The Los Angeles Dodgers will retire Fernando Valenzuela’s No. 34 in August, more than 40 years after he made his debut with the organization.
The retirement ceremony will be held during the Aug. 11-13 weekend that the team has called “Fernandomania.” The Dodgers host the Colorado Rockies that weekend.
He will become the 12th player in the storied history of the Dodgers to be so honored.
“To be a part of the group that includes so many legends is a great honor,” Valenzuela, 62, said in a news release. “But also for the fans — the support they’ve given me as a player and working for the Dodgers, this is also for them. I’m happy for all the fans and all the people who have followed my career.”
Valenzuela showed his promise as a 19-year-old as a September 1980 call-up, going 2-0 with a 0.00 ERA in 10 relief appearances.
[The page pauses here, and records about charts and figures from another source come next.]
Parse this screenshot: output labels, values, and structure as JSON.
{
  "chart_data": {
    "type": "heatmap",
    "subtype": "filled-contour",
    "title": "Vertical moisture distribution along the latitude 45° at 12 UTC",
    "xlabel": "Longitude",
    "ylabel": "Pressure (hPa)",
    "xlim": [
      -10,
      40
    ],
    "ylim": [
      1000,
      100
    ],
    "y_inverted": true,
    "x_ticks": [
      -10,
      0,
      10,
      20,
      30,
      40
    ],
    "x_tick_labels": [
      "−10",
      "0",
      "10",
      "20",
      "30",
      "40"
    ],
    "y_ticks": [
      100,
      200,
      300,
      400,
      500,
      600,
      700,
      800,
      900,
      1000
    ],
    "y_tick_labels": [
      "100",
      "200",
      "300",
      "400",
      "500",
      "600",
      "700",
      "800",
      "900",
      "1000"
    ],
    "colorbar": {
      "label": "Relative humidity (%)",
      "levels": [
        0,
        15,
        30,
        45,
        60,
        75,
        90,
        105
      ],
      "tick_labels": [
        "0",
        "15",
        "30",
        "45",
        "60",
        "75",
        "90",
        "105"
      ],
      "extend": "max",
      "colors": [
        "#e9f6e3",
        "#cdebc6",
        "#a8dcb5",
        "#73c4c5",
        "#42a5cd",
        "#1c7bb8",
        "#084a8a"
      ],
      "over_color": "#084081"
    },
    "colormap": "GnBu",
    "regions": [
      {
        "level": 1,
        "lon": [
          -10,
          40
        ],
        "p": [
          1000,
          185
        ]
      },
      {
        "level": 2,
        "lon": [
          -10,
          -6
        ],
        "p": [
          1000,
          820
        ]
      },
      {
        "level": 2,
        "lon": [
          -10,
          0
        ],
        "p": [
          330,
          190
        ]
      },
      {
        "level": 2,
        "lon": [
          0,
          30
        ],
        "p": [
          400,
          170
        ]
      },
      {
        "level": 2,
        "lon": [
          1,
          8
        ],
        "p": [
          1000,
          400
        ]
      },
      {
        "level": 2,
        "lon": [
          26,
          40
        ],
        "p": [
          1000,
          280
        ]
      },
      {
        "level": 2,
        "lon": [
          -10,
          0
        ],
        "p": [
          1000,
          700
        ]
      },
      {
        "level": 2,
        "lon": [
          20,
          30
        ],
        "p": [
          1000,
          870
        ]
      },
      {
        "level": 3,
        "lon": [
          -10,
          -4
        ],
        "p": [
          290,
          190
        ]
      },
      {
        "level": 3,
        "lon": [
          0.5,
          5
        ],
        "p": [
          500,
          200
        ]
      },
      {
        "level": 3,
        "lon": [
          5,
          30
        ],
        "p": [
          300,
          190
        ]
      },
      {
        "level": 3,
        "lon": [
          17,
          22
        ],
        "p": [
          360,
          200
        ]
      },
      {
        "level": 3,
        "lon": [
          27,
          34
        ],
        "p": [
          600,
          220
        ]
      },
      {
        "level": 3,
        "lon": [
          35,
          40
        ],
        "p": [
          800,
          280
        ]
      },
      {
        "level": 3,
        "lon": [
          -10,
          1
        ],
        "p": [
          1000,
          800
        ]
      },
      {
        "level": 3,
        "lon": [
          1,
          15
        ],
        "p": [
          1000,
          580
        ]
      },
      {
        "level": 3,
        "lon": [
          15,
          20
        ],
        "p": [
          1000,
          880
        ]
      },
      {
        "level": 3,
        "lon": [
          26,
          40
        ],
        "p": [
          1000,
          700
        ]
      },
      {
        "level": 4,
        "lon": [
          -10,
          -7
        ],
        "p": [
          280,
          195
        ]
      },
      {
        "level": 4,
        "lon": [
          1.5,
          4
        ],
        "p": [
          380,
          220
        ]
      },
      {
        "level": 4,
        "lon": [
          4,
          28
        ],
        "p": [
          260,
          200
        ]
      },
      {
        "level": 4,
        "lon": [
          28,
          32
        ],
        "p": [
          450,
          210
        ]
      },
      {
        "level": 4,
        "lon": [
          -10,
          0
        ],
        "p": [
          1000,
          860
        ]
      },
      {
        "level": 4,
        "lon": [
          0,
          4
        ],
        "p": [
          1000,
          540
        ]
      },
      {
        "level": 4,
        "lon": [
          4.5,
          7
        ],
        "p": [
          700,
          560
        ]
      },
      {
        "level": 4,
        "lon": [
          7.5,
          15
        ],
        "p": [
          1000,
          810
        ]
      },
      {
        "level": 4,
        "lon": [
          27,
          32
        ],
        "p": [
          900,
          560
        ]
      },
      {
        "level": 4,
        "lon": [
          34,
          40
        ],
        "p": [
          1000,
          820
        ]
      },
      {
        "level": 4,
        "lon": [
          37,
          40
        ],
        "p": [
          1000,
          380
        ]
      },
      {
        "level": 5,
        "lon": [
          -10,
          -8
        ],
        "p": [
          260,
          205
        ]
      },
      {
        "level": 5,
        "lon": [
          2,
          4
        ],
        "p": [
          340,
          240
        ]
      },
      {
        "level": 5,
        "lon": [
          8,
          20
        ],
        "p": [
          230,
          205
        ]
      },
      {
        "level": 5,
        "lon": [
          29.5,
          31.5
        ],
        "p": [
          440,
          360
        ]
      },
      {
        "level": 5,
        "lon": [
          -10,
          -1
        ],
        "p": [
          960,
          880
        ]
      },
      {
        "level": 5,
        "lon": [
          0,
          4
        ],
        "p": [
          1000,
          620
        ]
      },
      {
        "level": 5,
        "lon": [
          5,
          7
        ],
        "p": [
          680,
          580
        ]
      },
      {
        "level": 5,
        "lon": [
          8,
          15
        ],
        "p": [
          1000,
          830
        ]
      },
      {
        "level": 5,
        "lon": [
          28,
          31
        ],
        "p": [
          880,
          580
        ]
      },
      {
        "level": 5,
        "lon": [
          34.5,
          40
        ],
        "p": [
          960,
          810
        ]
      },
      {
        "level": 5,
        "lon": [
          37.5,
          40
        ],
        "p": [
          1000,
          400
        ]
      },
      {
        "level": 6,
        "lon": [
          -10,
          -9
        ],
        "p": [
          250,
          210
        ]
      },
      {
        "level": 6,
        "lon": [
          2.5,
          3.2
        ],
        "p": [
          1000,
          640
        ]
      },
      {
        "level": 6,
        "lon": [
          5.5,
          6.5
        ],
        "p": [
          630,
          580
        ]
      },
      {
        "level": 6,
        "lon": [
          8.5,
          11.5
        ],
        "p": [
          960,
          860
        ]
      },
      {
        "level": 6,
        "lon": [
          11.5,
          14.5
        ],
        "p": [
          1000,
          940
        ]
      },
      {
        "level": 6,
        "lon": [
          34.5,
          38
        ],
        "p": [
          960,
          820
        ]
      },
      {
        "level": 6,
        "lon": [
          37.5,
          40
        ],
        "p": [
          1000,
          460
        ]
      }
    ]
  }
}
The following year, he won the National League Cy Young and Rookie of the Year awards as Fernandomania took hold in Los Angeles. He was 13-7 with a 2.48 ERA in 25 starts, which led the league in the strike-shortened season. He pitched 11 complete games to lead the NL, and he topped the majors with eight shutouts and 180 strikeouts in 192 1/3 innings. He also won Game 3 of the World Series, in which the Dodgers defeated the New York Yankees in six games.
He pitched for the Dodgers through the 1990 season, posting a record of 141-116 with a 3.31 ERA, 107 complete games and 29 shutouts in 331 games (320 starts) with the franchise.
After the Dodgers released him in March 1991, Valenzuela pitched for the Angels, Padres, Orioles, Phillies and Cardinals before retiring in 1997.
He joins Pee Wee Reese, Tommy Lasorda, Duke Snider, Gil Hodges, Jim Gilliam, Don Sutton, Walter Alston, Sandy Koufax, Roy Campanella, Jackie Robinson and Don Drysdale as Dodgers players to have their numbers retired.